Widow was not entitled to a lump-sum workmen’s compensation award under former 59-10-25B, 1953 Comp. (now 52-1-8 NMSA 1978), where her short-term financial interest in investing the money did not comport with the purposes of the compensation statutes; although former 59-10-13.5B, 1953 Comp. (now 52-1-26.4 NMSA 1978) authorized the widow to petition for the lump-sum award, the lump-sum award was not authorized where it was not in the widow’s best interest. Arther v. Western Co. of N. Am., 1975-NMCA-082, 88 N.M. 157, 538 P.2d 799, 1975 N.M. App. LEXIS 685 (N.M. Ct. App.), cert. denied, 88 N.M. 318, 540 P.2d 248, 1975 N.M. LEXIS 890 (N.M. 1975).

      Pleadings.

No variance between pleading and proof prevented an employee’s recovery of workers’ compensation benefits for a temporary partial disability followed by a permanent total disability when the employee had sought recovery for temporary total disability and permanent partial disability; former 59-10-12.18 and 59-10-12.19, 1953 Comp. established a continuum of disability and not two separate concepts of partial and total disability. Maes v. John C. Cornell, Inc., 1974-NMCA-061, 86 N.M. 393, 524 P.2d 1009, 1974 N.M. App. LEXIS 672 (N.M. Ct. App. 1974).

      Preexisting impairment.

Because the claimant’s preexisting impairment and work-related impairment combined to create a disability, the trial court erred by failing to combine the two in determining the claimant’s impairment rating. Leo v.
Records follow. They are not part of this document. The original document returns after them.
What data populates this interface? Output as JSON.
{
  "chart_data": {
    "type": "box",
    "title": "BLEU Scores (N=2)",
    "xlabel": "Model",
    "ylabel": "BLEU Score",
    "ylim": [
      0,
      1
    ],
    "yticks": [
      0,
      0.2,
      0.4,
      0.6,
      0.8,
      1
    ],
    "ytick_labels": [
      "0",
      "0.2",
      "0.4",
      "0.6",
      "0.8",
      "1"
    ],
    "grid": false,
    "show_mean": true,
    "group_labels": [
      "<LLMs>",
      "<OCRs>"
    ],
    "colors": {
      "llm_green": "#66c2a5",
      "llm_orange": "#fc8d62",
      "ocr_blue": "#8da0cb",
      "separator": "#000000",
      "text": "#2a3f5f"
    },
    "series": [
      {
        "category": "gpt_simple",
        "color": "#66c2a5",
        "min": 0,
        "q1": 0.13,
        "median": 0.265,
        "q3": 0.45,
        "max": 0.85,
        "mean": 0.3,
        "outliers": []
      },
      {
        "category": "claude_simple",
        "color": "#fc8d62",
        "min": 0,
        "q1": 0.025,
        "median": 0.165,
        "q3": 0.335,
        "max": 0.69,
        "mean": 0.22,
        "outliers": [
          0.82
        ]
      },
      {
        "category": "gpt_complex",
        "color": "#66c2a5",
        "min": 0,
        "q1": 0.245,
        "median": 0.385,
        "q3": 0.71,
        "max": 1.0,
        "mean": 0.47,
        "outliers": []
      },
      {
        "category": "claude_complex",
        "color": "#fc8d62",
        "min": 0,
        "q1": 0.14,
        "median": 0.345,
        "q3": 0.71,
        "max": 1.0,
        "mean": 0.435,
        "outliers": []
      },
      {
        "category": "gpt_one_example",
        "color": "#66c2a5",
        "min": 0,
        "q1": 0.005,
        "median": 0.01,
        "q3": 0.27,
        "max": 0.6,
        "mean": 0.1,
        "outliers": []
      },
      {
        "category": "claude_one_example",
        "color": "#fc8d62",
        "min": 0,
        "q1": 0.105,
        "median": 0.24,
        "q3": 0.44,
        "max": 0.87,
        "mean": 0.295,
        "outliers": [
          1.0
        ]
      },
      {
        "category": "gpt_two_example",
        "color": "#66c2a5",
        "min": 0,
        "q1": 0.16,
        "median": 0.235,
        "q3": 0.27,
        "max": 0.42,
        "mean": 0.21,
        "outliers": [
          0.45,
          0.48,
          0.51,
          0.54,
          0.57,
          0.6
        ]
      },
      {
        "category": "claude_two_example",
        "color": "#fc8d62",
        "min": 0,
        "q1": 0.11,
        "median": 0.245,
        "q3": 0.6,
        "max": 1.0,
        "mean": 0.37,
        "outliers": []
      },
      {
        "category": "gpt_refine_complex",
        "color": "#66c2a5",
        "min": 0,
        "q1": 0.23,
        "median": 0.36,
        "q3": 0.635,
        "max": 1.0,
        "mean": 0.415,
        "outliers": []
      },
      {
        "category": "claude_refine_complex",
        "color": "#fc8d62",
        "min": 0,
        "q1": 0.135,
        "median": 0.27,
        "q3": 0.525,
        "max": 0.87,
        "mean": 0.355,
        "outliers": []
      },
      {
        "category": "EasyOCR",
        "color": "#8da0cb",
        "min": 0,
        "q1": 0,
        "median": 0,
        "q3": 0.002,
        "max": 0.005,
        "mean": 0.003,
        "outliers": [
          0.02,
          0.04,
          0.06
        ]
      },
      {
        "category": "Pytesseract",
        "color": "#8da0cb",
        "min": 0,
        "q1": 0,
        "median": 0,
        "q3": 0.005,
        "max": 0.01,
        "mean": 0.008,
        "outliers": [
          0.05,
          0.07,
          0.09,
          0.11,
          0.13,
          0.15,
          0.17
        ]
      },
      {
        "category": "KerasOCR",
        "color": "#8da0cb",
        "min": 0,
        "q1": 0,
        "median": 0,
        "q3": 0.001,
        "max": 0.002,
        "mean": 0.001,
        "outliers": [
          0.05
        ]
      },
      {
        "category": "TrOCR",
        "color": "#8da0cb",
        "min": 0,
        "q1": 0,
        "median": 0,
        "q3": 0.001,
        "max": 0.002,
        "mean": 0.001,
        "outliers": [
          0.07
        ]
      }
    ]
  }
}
Cornucopia Restaurant, 1994-NMCA-099, 118 N.M. 354, 881 P.2d 714, 1994 N.M. App. LEXIS 93 (N.M. Ct. App. 1994), cert. denied, No. 22,302, 1994 N.M. LEXIS 319 (N.M. Sept. 1, 1994).

      Stipulation.

A trial court erred in finding that the physical capacity of an employee’s job for purposes of receiving disability benefits was “medium”, after the parties had stipulated that it was “heavy” under 52-1-26.4 NMSA 1978, where there was no notice and opportunity given the employee to challenge the nonuse of the parties’ stipulation or to allow the employee to introduce evidence to support the stipulation. Peterson v. Northern Home Care, 1996-NMCA-030, 121 N.M. 439, 912 P.2d 831, 1996 N.M. App. LEXIS 10 (N.M. Ct. App. 1996).

      Time limitations.

Because a “disability” is a decreased earning ability caused by an injury, under former 59-10-13.5, 1953 Comp., a worker may not recover disability benefits for any period during which his earning ability is as much as before an injury; further, the statute of limitations on a claim does not commence to run until the wage earning ability of a worker has been decreased as a result of an accidental injury. Salazar v. Lavaland Heights Block Co., 1965-NMSC-049, 75 N.M. 211, 402 P.2d 948, 1965 N.M. LEXIS 1535 (N.M. 1965).

Research References and Practice Aids

      Cross references.

Partial disability determination; calculation of modifications, 52-1-26.1 NMSA 1978.